От Вовкиного рева задребезжало стекло в буфете. А Ольга скривилась и бросила:
– Не ори.
Ее не услышали.
– А давай, может, ты в город вернешься? – почти миролюбиво предложил Вовка. И переведя взгляд на Женьку, добавил: – Или ты.
Женька покачала головой: возвращаться ей некуда. Ей бы продержаться хотя бы месяц. Нет, может статься, что за месяц драгоценный не успокоится, но попытка – не пытка.
– А я вот вернусь, – Ольга потянулась. – Знаешь, Вова, мне неприятно это говорить, но я устала от постоянных скандалов.
– Ты устала? – Вовка без сил рухнул на диван, выглядевший достаточно прочным, чтобы не рассыпаться под немалым Вовкиным весом. – Ты ж их постоянно и закатываешь!
– С тобой просто невозможно дня прожить, чтобы не поссориться. Ты меня не слышишь, – Ольга достала из ридикюля расческу и спокойно, отрешенно даже, расчесывала волосы. – Я говорю одно, ты делаешь другое. Так нельзя, Вова…
Женька поднялась. Ей меньше всего хотелось присутствовать при выяснении отношений, но Галина Васильевна покачала головой и указала на стул: сиди, мол.
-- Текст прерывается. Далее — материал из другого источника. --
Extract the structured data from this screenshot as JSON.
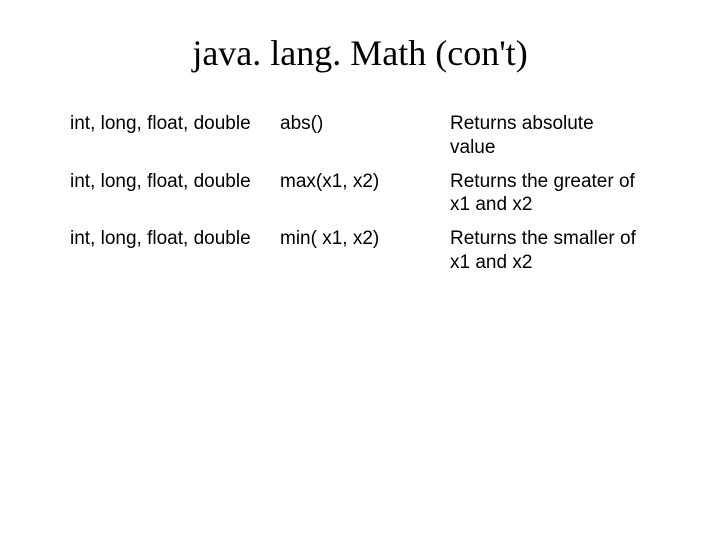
{
  "title": "java. lang. Math (con't)",
  "rows": [
    {
      "types": "int, long, float, double",
      "signature": "abs()",
      "description": "Returns absolute value"
    },
    {
      "types": "int, long, float, double",
      "signature": "max(x1, x2)",
      "description": "Returns the greater of x1 and x2"
    },
    {
      "types": "int, long, float, double",
      "signature": "min( x1, x2)",
      "description": "Returns the smaller of x1 and x2"
    }
  ]
}
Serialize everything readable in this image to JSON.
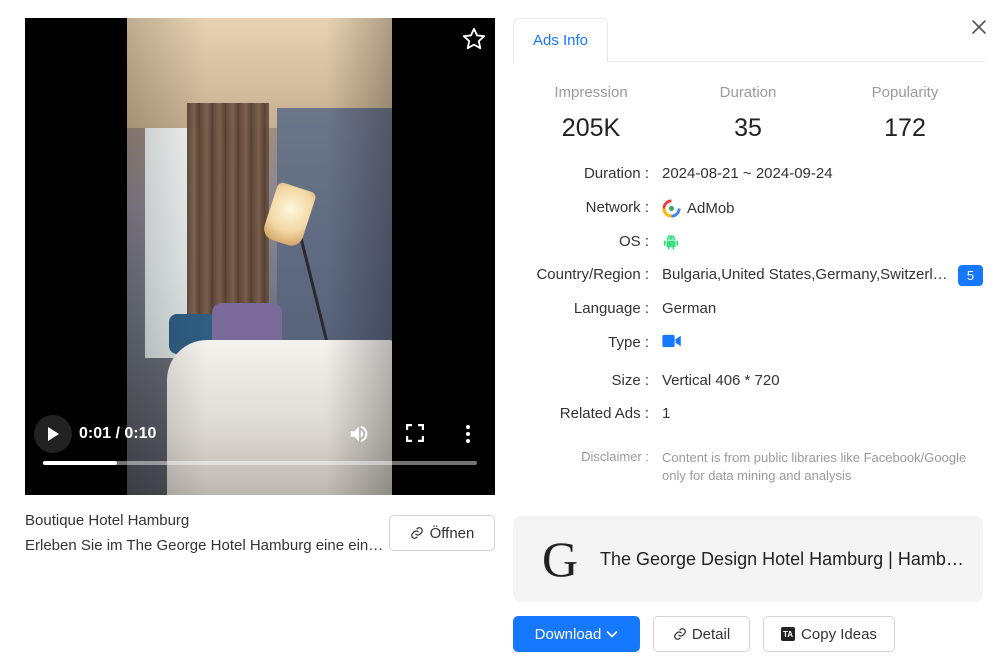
{
  "video": {
    "time": "0:01 / 0:10",
    "progress_fraction": 0.17
  },
  "ad": {
    "title": "Boutique Hotel Hamburg",
    "description": "Erleben Sie im The George Hotel Hamburg eine einzigartige Atmosphäre",
    "open_label": "Öffnen"
  },
  "tabs": [
    {
      "label": "Ads Info",
      "active": true
    }
  ],
  "stats": {
    "impression": {
      "label": "Impression",
      "value": "205K"
    },
    "duration": {
      "label": "Duration",
      "value": "35"
    },
    "popularity": {
      "label": "Popularity",
      "value": "172"
    }
  },
  "details": {
    "duration": {
      "label": "Duration :",
      "value": "2024-08-21 ~ 2024-09-24"
    },
    "network": {
      "label": "Network :",
      "value": "AdMob",
      "icon": "admob-icon"
    },
    "os": {
      "label": "OS :",
      "icon": "android-icon"
    },
    "country": {
      "label": "Country/Region :",
      "value": "Bulgaria,United States,Germany,Switzerland,Austria",
      "count": "5"
    },
    "language": {
      "label": "Language :",
      "value": "German"
    },
    "type": {
      "label": "Type :",
      "icon": "video-camera-icon"
    },
    "size": {
      "label": "Size :",
      "value": "Vertical 406 * 720"
    },
    "related": {
      "label": "Related Ads :",
      "value": "1"
    },
    "disclaimer": {
      "label": "Disclaimer :",
      "value": "Content is from public libraries like Facebook/Google only for data mining and analysis"
    }
  },
  "advertiser": {
    "logo_letter": "G",
    "name": "The George Design Hotel Hamburg | Hamburg"
  },
  "actions": {
    "download_label": "Download",
    "detail_label": "Detail",
    "copy_label": "Copy Ideas"
  },
  "colors": {
    "accent": "#1677ff",
    "android": "#3ddc84"
  }
}
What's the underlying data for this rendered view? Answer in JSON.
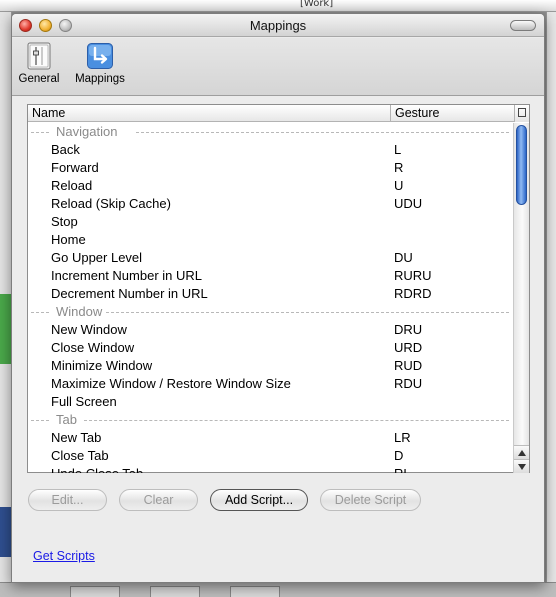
{
  "desktop": {
    "menubar_extra": "[Work]"
  },
  "window": {
    "title": "Mappings"
  },
  "toolbar": {
    "items": [
      {
        "label": "General",
        "icon": "switch-icon"
      },
      {
        "label": "Mappings",
        "icon": "mapping-arrow-icon"
      }
    ]
  },
  "table": {
    "columns": {
      "name": "Name",
      "gesture": "Gesture"
    },
    "rows": [
      {
        "type": "group",
        "name": "Navigation",
        "gesture": ""
      },
      {
        "type": "item",
        "name": "Back",
        "gesture": "L"
      },
      {
        "type": "item",
        "name": "Forward",
        "gesture": "R"
      },
      {
        "type": "item",
        "name": "Reload",
        "gesture": "U"
      },
      {
        "type": "item",
        "name": "Reload (Skip Cache)",
        "gesture": "UDU"
      },
      {
        "type": "item",
        "name": "Stop",
        "gesture": ""
      },
      {
        "type": "item",
        "name": "Home",
        "gesture": ""
      },
      {
        "type": "item",
        "name": "Go Upper Level",
        "gesture": "DU"
      },
      {
        "type": "item",
        "name": "Increment Number in URL",
        "gesture": "RURU"
      },
      {
        "type": "item",
        "name": "Decrement Number in URL",
        "gesture": "RDRD"
      },
      {
        "type": "group",
        "name": "Window",
        "gesture": ""
      },
      {
        "type": "item",
        "name": "New Window",
        "gesture": "DRU"
      },
      {
        "type": "item",
        "name": "Close Window",
        "gesture": "URD"
      },
      {
        "type": "item",
        "name": "Minimize Window",
        "gesture": "RUD"
      },
      {
        "type": "item",
        "name": "Maximize Window / Restore Window Size",
        "gesture": "RDU"
      },
      {
        "type": "item",
        "name": "Full Screen",
        "gesture": ""
      },
      {
        "type": "group",
        "name": "Tab",
        "gesture": ""
      },
      {
        "type": "item",
        "name": "New Tab",
        "gesture": "LR"
      },
      {
        "type": "item",
        "name": "Close Tab",
        "gesture": "D"
      },
      {
        "type": "item",
        "name": "Undo Close Tab",
        "gesture": "RL"
      }
    ]
  },
  "buttons": {
    "edit": "Edit...",
    "clear": "Clear",
    "add_script": "Add Script...",
    "delete_script": "Delete Script"
  },
  "links": {
    "get_scripts": "Get Scripts"
  }
}
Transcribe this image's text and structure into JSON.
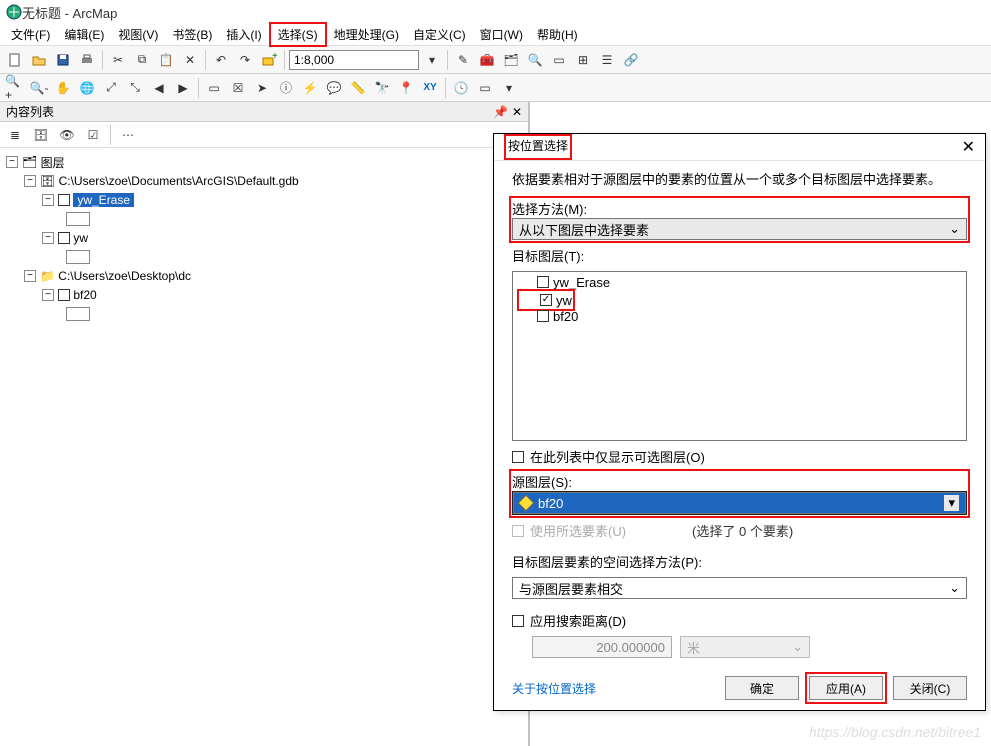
{
  "title": "无标题 - ArcMap",
  "menu": {
    "file": "文件(F)",
    "edit": "编辑(E)",
    "view": "视图(V)",
    "bookmark": "书签(B)",
    "insert": "插入(I)",
    "select": "选择(S)",
    "geoproc": "地理处理(G)",
    "customize": "自定义(C)",
    "window": "窗口(W)",
    "help": "帮助(H)"
  },
  "scale": "1:8,000",
  "toc": {
    "title": "内容列表",
    "root": "图层",
    "gdb_path": "C:\\Users\\zoe\\Documents\\ArcGIS\\Default.gdb",
    "layer1": "yw_Erase",
    "layer2": "yw",
    "dc_path": "C:\\Users\\zoe\\Desktop\\dc",
    "layer3": "bf20"
  },
  "dialog": {
    "title": "按位置选择",
    "desc": "依据要素相对于源图层中的要素的位置从一个或多个目标图层中选择要素。",
    "method_label": "选择方法(M):",
    "method_value": "从以下图层中选择要素",
    "target_label": "目标图层(T):",
    "targets": [
      {
        "name": "yw_Erase",
        "checked": false
      },
      {
        "name": "yw",
        "checked": true
      },
      {
        "name": "bf20",
        "checked": false
      }
    ],
    "only_visible_label": "在此列表中仅显示可选图层(O)",
    "source_label": "源图层(S):",
    "source_value": "bf20",
    "use_selected_label": "使用所选要素(U)",
    "selected_count": "(选择了 0 个要素)",
    "spatial_method_label": "目标图层要素的空间选择方法(P):",
    "spatial_method_value": "与源图层要素相交",
    "apply_dist_label": "应用搜索距离(D)",
    "dist_value": "200.000000",
    "unit_value": "米",
    "help_link": "关于按位置选择",
    "ok": "确定",
    "apply": "应用(A)",
    "close": "关闭(C)"
  },
  "watermark": "https://blog.csdn.net/bitree1"
}
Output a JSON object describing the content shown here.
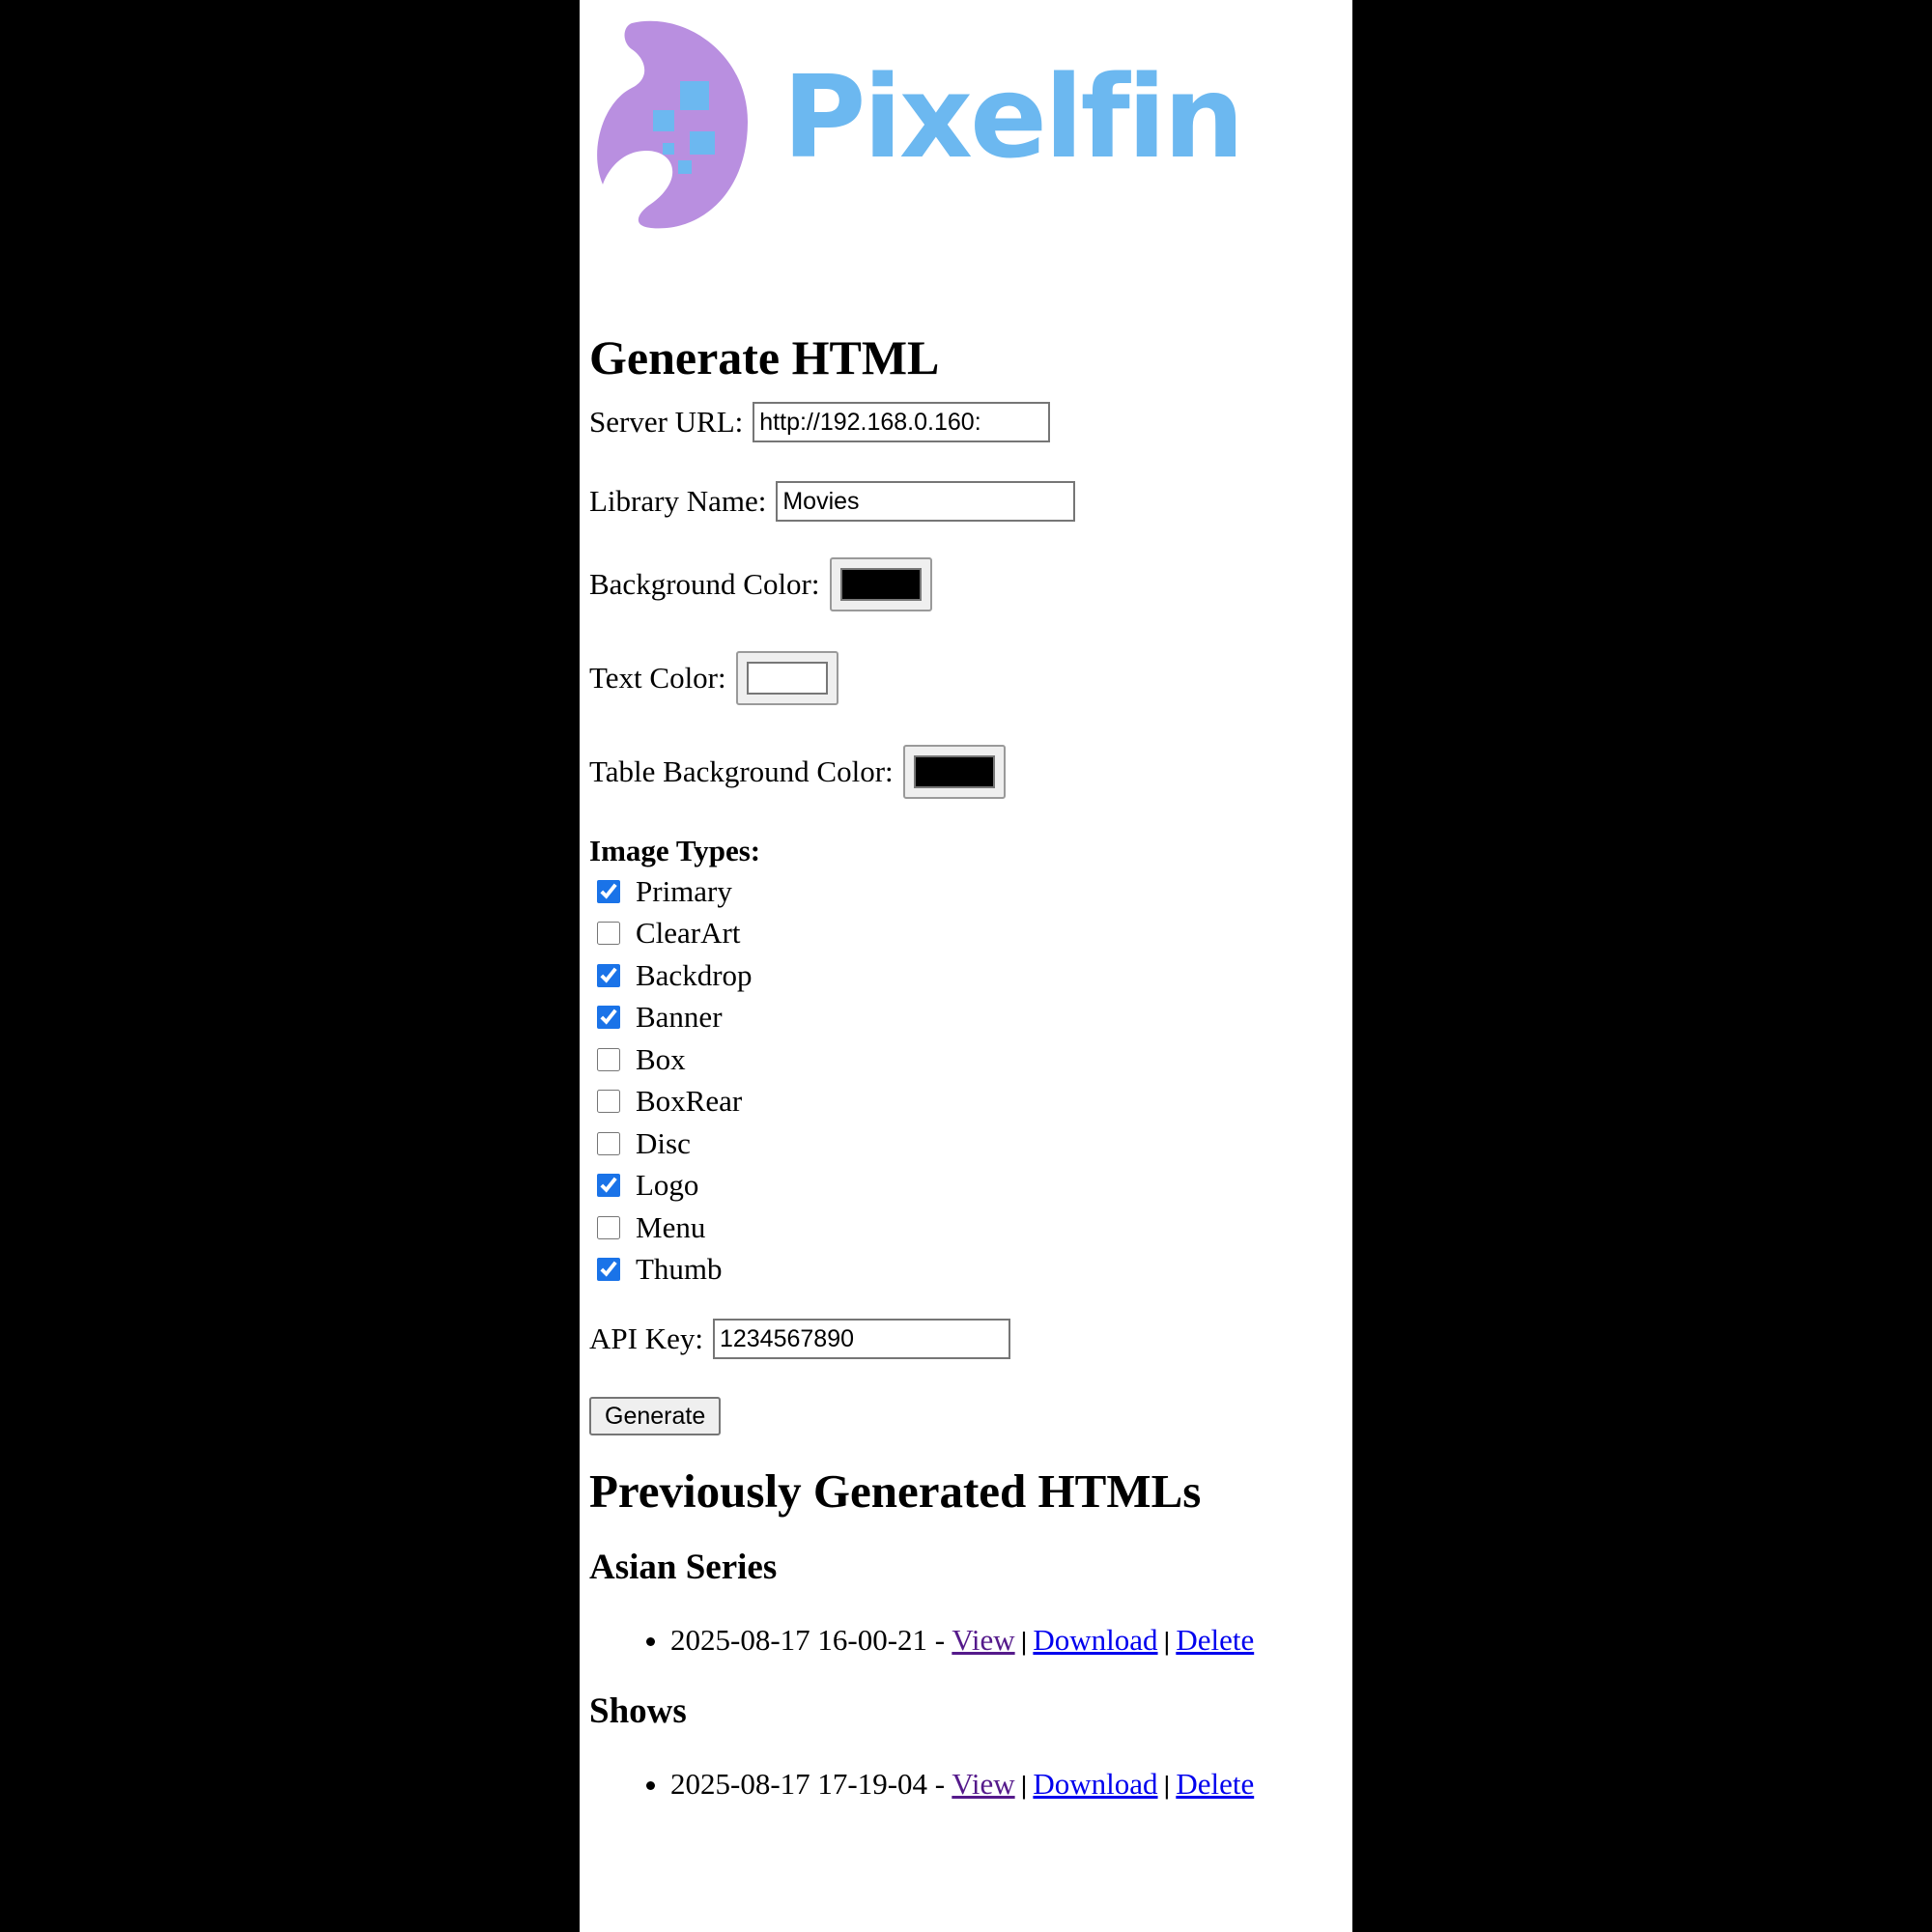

– Я только и делаю, что ищу пути примирения… пытаюсь тебе угодить… а ты меня не слышишь… не услышишь… и ты обо мне совершенно не думаешь! Сейчас я полностью осознала, что безразлична тебе.
Вовка смотрел на нее, и в глазах была тоска.
– Поэтому очевидно, что нам следует расстаться.
– Когда? – очень тихо спросил он.
– Сегодня. Сейчас. Надеюсь, у тебя хватит порядочности отвезти меня в город?
– Сейчас? – глухо переспросил Вовка, и Ольга фыркнула.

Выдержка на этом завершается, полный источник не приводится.